Incidentally, in case you were wondering, SBA’s COBRA notice says: “When a person who has elected continuation coverage becomes entitled to Medicare, continuation coverage for that person only will end on the date of Medicare entitlement.”
But then I found an outlier. I asked another general agent for several trusts. She said that it depends on the plan.
Finally, since this whole rule hinges on the so-called plan document, I called Premera Blue Cross. (The COBRA-participant-in-question’s former employer was on a Premera direct plan with under 50 employees.) In fact, Premera did not automatically cancel his coverage when he turned age 65. We were told by a representative, “We’re waiting for the employer to cancel his coverage.” What does this mean? Does it mean that they do or do not have a policy to terminate benefits at age 65?

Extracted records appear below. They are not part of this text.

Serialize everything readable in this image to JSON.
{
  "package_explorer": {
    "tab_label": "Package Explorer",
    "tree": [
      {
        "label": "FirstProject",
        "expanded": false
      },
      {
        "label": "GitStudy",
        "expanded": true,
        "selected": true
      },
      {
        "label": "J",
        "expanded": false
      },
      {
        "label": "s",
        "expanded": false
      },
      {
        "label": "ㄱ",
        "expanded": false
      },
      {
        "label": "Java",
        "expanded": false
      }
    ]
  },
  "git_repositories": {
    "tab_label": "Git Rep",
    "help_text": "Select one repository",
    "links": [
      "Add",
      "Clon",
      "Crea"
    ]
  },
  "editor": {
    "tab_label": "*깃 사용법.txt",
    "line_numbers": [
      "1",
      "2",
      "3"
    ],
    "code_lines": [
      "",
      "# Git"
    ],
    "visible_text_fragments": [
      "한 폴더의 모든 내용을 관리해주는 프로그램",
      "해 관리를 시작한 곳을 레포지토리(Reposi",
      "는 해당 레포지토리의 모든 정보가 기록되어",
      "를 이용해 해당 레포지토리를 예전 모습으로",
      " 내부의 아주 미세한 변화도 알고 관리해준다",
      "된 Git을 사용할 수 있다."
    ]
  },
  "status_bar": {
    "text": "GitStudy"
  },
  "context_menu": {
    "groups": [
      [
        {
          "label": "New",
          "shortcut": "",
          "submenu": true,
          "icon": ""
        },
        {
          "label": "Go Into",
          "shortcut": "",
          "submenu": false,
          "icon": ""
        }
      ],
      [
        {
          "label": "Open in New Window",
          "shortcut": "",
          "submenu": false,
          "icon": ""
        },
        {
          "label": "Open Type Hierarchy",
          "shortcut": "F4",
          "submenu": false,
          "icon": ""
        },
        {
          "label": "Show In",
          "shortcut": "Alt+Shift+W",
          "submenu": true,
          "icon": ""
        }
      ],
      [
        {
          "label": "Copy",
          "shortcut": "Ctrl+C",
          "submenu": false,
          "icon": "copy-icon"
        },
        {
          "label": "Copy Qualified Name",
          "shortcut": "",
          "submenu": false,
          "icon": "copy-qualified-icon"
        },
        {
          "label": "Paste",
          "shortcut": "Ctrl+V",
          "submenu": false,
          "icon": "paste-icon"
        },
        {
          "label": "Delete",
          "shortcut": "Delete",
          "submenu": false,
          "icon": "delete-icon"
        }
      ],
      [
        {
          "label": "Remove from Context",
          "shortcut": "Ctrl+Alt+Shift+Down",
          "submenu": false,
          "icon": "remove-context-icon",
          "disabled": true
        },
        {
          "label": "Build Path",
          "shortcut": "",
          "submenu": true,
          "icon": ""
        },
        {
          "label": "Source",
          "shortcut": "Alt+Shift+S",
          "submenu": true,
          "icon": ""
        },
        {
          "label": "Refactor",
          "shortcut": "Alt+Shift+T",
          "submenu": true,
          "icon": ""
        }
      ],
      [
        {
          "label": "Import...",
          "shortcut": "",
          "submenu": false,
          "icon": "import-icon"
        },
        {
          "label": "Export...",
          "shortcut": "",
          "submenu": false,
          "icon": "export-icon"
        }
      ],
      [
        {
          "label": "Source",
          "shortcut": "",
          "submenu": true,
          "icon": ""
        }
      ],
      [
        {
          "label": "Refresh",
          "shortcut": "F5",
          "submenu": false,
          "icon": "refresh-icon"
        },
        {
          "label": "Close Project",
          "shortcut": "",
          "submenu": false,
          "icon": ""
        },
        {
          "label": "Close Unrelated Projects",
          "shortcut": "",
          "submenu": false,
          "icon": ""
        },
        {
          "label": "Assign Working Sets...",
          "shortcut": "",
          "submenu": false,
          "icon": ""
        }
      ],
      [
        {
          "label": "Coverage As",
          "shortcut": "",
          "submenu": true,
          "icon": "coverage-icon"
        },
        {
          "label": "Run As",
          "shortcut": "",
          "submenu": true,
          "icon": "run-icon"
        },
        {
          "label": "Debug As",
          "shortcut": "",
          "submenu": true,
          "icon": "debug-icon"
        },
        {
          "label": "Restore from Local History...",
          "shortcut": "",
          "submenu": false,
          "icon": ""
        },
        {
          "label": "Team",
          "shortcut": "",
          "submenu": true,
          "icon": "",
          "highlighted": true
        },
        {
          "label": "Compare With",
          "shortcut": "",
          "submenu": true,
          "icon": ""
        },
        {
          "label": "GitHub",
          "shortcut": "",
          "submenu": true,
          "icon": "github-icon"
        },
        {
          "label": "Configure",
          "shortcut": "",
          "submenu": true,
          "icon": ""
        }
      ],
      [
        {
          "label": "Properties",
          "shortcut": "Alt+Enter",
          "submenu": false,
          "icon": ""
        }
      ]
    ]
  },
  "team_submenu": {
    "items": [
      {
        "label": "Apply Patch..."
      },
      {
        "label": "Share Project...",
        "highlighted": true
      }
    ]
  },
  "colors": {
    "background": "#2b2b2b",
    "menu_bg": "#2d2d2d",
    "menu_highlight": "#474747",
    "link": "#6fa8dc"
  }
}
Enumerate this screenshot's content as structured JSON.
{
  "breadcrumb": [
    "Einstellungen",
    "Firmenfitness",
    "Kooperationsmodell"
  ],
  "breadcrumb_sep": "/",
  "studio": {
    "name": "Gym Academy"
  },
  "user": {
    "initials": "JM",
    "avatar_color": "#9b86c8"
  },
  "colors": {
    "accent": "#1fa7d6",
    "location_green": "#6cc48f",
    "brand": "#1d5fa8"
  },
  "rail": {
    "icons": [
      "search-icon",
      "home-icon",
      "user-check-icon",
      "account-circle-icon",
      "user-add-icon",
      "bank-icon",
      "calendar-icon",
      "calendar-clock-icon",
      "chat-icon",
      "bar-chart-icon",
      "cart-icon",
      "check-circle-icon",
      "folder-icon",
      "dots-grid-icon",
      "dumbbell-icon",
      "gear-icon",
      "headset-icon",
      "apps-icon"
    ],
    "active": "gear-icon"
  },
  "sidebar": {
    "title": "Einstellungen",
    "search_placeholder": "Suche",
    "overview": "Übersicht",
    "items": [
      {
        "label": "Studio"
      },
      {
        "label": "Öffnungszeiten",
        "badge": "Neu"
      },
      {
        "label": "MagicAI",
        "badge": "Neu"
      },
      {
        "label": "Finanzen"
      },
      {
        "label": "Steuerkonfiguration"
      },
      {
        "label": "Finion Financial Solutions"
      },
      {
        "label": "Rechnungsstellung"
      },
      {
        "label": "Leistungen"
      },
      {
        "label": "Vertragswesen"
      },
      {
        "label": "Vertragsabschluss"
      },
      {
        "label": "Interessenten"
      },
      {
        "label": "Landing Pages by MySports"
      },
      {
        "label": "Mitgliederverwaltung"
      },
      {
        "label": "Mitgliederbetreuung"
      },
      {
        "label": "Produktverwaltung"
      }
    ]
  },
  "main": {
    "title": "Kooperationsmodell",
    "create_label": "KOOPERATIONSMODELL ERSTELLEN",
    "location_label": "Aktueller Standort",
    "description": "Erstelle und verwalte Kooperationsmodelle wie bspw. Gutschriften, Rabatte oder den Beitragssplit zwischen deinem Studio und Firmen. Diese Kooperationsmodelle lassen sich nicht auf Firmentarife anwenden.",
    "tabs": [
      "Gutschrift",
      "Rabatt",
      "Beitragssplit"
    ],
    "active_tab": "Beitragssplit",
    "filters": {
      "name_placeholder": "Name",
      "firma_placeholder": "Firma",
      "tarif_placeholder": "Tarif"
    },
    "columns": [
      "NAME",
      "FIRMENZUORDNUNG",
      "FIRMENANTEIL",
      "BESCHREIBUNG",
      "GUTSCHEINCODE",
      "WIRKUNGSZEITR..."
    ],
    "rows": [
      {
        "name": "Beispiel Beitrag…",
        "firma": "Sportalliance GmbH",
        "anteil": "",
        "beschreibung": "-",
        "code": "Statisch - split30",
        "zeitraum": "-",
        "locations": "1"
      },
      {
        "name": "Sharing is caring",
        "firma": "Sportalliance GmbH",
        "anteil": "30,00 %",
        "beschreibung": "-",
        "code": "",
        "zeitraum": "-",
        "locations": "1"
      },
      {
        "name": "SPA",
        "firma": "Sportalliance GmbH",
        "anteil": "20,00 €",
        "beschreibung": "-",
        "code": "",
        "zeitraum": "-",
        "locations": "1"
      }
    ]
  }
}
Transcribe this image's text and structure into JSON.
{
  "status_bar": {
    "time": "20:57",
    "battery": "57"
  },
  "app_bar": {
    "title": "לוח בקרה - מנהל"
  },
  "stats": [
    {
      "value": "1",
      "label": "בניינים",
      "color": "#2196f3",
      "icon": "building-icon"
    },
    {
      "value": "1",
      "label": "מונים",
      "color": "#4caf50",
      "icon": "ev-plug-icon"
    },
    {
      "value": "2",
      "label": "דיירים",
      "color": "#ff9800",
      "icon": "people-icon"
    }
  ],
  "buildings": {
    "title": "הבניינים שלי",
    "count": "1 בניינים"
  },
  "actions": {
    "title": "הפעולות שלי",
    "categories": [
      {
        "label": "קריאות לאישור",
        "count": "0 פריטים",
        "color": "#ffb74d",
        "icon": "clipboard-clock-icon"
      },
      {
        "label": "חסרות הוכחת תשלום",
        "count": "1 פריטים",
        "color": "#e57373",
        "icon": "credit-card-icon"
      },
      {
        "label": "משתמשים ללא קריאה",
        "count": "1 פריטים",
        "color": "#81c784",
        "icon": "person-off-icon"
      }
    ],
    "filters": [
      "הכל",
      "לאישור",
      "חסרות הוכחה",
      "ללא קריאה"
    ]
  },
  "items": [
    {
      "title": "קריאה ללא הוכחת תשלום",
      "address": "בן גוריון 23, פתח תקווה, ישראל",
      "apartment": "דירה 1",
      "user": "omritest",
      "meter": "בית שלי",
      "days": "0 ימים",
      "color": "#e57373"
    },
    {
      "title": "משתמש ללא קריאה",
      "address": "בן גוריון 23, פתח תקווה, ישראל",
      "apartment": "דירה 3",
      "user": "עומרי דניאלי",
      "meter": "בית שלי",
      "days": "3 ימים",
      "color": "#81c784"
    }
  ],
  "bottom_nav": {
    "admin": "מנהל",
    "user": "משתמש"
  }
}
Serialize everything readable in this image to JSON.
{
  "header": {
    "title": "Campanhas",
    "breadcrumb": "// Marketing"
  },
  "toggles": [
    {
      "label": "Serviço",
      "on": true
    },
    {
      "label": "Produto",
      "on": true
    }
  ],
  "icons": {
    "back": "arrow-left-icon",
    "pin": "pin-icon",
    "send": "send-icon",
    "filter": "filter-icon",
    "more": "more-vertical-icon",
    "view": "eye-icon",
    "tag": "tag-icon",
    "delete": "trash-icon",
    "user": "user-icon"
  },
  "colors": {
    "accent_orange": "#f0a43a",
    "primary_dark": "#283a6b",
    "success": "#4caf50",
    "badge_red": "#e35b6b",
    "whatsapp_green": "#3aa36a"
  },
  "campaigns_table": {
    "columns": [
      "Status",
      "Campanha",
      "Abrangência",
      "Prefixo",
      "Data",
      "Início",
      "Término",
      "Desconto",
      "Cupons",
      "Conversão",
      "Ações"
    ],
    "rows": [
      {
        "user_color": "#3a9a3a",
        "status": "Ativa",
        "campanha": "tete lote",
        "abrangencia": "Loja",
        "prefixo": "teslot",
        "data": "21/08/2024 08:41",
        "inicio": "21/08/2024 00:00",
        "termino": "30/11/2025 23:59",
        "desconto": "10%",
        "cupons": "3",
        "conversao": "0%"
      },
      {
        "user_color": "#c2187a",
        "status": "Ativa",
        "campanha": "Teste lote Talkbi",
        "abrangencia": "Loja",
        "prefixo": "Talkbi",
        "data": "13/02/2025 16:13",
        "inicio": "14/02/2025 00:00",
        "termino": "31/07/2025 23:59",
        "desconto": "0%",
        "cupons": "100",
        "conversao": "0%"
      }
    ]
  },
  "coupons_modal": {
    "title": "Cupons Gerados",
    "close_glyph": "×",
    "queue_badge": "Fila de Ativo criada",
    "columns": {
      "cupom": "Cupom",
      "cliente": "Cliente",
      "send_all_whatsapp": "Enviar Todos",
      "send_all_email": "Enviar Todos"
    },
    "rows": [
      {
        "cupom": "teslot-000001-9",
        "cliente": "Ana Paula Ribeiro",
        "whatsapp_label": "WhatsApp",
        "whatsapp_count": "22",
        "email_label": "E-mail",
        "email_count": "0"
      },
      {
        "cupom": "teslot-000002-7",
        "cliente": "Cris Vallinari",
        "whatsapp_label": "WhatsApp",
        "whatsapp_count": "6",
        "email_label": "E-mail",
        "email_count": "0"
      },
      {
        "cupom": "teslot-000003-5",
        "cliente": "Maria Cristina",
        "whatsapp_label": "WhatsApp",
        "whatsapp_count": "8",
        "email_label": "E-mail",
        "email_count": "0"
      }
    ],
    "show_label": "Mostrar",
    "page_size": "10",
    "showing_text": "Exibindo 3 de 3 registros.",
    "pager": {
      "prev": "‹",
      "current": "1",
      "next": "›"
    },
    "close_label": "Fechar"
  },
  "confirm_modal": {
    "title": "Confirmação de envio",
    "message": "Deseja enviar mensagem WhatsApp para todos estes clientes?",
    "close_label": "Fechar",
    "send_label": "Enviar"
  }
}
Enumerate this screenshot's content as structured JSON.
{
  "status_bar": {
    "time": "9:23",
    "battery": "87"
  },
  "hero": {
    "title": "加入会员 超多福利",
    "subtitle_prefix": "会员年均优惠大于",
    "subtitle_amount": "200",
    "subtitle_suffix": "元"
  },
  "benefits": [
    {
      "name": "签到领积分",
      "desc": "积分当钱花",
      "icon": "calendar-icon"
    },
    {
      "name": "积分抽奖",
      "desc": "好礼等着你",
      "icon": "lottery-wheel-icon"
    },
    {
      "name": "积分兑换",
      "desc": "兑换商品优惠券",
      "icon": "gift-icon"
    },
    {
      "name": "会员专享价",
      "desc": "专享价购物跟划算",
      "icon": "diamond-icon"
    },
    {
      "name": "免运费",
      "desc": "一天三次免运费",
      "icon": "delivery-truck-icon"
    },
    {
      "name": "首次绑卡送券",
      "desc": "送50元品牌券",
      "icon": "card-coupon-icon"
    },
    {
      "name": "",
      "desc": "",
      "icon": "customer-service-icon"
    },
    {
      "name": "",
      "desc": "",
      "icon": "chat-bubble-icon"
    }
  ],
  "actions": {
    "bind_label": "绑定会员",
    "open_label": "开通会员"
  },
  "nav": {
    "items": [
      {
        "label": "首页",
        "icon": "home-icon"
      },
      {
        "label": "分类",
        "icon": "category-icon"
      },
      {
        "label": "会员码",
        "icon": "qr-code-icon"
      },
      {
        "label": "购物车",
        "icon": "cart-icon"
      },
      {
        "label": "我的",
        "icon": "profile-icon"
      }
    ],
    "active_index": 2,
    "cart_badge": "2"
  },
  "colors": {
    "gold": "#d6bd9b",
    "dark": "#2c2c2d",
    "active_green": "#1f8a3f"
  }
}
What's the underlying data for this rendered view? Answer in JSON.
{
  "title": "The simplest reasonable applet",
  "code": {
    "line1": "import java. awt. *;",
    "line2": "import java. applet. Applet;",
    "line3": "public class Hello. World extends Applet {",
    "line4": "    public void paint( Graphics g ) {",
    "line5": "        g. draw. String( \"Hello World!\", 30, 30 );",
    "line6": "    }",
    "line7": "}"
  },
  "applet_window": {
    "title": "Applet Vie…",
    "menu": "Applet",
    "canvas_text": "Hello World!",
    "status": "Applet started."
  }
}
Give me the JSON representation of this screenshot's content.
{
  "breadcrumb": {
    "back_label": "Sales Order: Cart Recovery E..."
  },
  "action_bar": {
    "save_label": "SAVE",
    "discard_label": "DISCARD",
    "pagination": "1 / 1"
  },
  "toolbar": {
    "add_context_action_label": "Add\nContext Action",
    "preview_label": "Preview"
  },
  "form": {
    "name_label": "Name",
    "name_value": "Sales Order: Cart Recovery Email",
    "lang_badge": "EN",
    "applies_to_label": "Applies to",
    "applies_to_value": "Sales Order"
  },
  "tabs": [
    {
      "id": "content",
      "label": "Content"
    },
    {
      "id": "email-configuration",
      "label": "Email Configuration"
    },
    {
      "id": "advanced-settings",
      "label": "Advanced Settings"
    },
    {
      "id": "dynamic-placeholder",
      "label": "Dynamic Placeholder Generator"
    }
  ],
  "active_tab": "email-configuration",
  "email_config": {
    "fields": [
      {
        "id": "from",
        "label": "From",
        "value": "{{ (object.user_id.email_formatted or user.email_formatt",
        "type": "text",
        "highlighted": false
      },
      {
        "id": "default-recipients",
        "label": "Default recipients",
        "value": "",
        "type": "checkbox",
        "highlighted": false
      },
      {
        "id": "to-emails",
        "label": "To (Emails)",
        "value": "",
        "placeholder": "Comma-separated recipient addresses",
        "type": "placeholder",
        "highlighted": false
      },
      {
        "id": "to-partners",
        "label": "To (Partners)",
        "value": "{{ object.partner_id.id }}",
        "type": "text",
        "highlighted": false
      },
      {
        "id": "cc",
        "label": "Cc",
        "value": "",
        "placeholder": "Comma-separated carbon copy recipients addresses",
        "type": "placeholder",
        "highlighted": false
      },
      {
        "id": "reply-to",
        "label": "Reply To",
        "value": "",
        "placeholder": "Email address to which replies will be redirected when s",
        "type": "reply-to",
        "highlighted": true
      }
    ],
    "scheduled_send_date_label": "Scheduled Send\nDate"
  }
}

I requested a “plan document” for this employer’s medical plan and was emailed a benefit booklet which did not address this topic. I then asked if Premera had a plan document and the representative thought I might be talking about an ERISA document which is not Premera’s responsibility, but that of the employer. Now, while an ERISA document is required for any ERISA eligible plan – including group health plans – smaller employers often simply rely on the combination of the policy provided by the insurance carrier and the required Summary Plan Description thinking this meets the ERISA documentation requirement (it does not, but that’s a topic for another day). So, in the absence of an ERISA plan document that would state the employer’s policy about when to terminate COBRA for Medicare entitled participants, what is a TPA to do?
I continued on my quest and called several other sources to no avail or clear answer. In the end, I am unsatisfied with the “benefits may cease” rule. So, I have decided the only way to apply this equitably to every client is to return to my original rule of always terminating benefits on the first of the 65th birthday month without exception. We do not have the ability to get “plan documents” from each carrier (assuming they can find them) or employer (assuming they have one) to decide what is permitted and then ask the employer what they want us to do.
All this confusion aside, there is one exception to the rule of terminating coverage on the first day of the 65th birthday month – stand-alone dental and vision benefits. We have many COBRA participants who want to keep dental and vision coverage after age 65 because Medicare doesn’t cover those benefits. We have found that dental and vision carriers do not track the age of a COBRA participant and never terminate benefits. We warn COBRA participants the carrier has the right to cancel coverage but likely won’t.
If you’ve read any of my Questions of the Month, you know that for many alphabet-soup-related questions, my answer is commonly “it depends.” In this particular instance, however, the rule vs. the generally accepted practice remains at odds. And, so I revert to my long-standing fall back stance of be consistent, be equitable and always ask questions!